That's a false equivalence. Facebook has an inordinate amount of power over person-to-person communication. TV and print media is not even in the same ballpark of influence.
False equivalence definition: "A common way for this fallacy to be perpetuated is one shared trait between two subjects is assumed to show equivalence, especially in order of magnitude, when equivalence is not necessarily the logical result." - https://en.wikipedia.org/wiki/False_equivalence
It is hard to see the equivalence between a traditional media company such as Sinclair that produce content for distribution and a social platform for individuals to share their thoughts such as Facebook.
When we are talking about potential effects on personal communication it does not make sense to compare the magnitude between a traditional mass media platform product and a social media platform, because the latter focus is entirely on personal communication and the former is a mass media company.
Private interests and public have always interacted. Whether this fact matters is open to debate, but I find dealing with current reality more useful.

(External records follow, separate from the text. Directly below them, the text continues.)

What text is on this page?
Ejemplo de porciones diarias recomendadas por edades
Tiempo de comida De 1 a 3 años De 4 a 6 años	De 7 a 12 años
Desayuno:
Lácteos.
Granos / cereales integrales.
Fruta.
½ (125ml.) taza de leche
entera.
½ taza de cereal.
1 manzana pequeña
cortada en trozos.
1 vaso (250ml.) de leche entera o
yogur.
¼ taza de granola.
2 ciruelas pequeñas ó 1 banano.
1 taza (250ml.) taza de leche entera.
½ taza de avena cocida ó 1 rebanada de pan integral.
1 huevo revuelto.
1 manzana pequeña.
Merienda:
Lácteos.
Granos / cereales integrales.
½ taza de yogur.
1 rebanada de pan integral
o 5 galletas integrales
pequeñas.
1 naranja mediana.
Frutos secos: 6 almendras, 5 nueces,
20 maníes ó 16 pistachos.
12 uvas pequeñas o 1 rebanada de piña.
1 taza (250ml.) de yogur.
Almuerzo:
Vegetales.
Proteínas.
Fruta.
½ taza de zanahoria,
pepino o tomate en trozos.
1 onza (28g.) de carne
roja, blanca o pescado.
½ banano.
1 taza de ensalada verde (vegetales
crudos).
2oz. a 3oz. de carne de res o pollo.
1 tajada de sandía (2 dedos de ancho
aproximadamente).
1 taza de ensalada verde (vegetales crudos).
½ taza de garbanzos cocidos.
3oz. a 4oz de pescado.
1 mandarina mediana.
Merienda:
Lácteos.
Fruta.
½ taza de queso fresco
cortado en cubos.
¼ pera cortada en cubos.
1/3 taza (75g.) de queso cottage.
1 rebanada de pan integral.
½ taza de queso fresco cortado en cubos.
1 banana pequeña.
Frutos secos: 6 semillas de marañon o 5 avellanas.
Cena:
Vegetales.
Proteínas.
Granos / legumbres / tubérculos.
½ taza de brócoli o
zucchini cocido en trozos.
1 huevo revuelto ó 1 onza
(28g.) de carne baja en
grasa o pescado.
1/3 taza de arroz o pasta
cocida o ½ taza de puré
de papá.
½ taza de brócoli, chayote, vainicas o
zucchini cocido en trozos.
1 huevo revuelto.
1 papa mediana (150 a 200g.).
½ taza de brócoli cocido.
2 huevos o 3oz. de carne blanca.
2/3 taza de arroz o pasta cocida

As someone unfamiliar with Australian politics, is The Guardian AU a reputable source for this story? I don't generally consider that domain, granted a .uk, very useful to provide information.
With these everybody can see what they are publishing. On the other hand Facebook can send individualized content and nobody knows what anybody else gets to see.
Well, like a multinational newspaper, magazine and TV station conglomerate, with few ethical boundaries when it comes to profit, a willful disregard for truth, that bugs and tracks their global audience on behalf of anyone with money to spend, and has executives with personal political ambitions.
Newspapers, magazines, and TV stations are single products with known editors and known biases, and no one assumes otherwise.